Коляска свернула в коридор, в другой рукав дворцовой реки. Гофмаршал со страхом и горем, Остерман со своим спокойствием – остались навсегда – в другом рукаве. В другом рукаве, как ненужная более шулеру колода.

– О, ваше высочество, наш патрон не пропадет при любой перемене участи, – все еще шептал завистливый Даль Ольо. – Он ведь фреттхен, а фретке все равно, у кого глядеть из-за пазухи. Императрица, регент, правительница…

– Берегитесь, эти слова одинаковы на всех языках, – напомнила Лисавет. – Вас могут и понять.

– Главное, чтобы вы поняли, ваше высочество, – вступил вкрадчивый Арайя.

Они разгадали тайну и уже заранее были оба – ее.

– Неужели ваш патрон уже очаровал и правительницу? – не стерпела Лисавет, спросила, с трудом подбирая итальянские, краденые из арий, слова.

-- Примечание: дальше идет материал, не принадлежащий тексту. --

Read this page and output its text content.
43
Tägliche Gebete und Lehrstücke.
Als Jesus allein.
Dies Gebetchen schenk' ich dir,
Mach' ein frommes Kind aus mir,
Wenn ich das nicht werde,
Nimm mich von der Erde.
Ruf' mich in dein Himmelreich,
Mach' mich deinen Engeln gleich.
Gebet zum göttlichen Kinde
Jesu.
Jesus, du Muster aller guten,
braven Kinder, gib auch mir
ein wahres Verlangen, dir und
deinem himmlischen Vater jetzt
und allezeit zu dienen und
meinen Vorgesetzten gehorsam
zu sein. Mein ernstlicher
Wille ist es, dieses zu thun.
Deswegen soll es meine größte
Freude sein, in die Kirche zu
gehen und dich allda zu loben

– Двадцать тысяч карточных долгов, – завистливый шелест, – погашены правительницей из казны, высочайшим повелением. О, патрон знает свое дело, он никогда не выпускает нитей из рук. Перемена власти, но никогда – перемена участи. Ведь за нелюбимых не отдают из казны подобные долги, правда, ваше высочество?

– Правда, милый синьор Арайя.

Но я не стану, Рене Лёвенвольд. Но-но-но, как говорит синьор Даль Ольо. Я не стану твоей очередной квинни, игрушкой, куклой, марионеткой. Недолго же плакал ты по бедному Эрику, легко же отпустил недавно любимого в его бездонные Сибири, в долгий его истребительный путь…

Но-но-но, Рене. Я – не стану.

Лисавет простилась с обоими маэстро. Ей предстояло вернуться домой, в суматошный нелепый дворец, и встретить самую трудную свою ночь. Войти с факелом в казармы – так дрессировщик входит к хищникам в клетку – и позвать их за собою, и удержать потом в руках. Последнее – самое трудное.

Вы помните, чья я дочь?

Видит бог, как ей тогда было страшно. Еще в коридорах Летнего страшно, когда итальянцы вдруг хором прошипели: «Тайна…» Но келья и прялка были – еще страшнее, потому что это было бы – небытие. Та другая сторона Стикса, где Сибири и все истребительные дороги.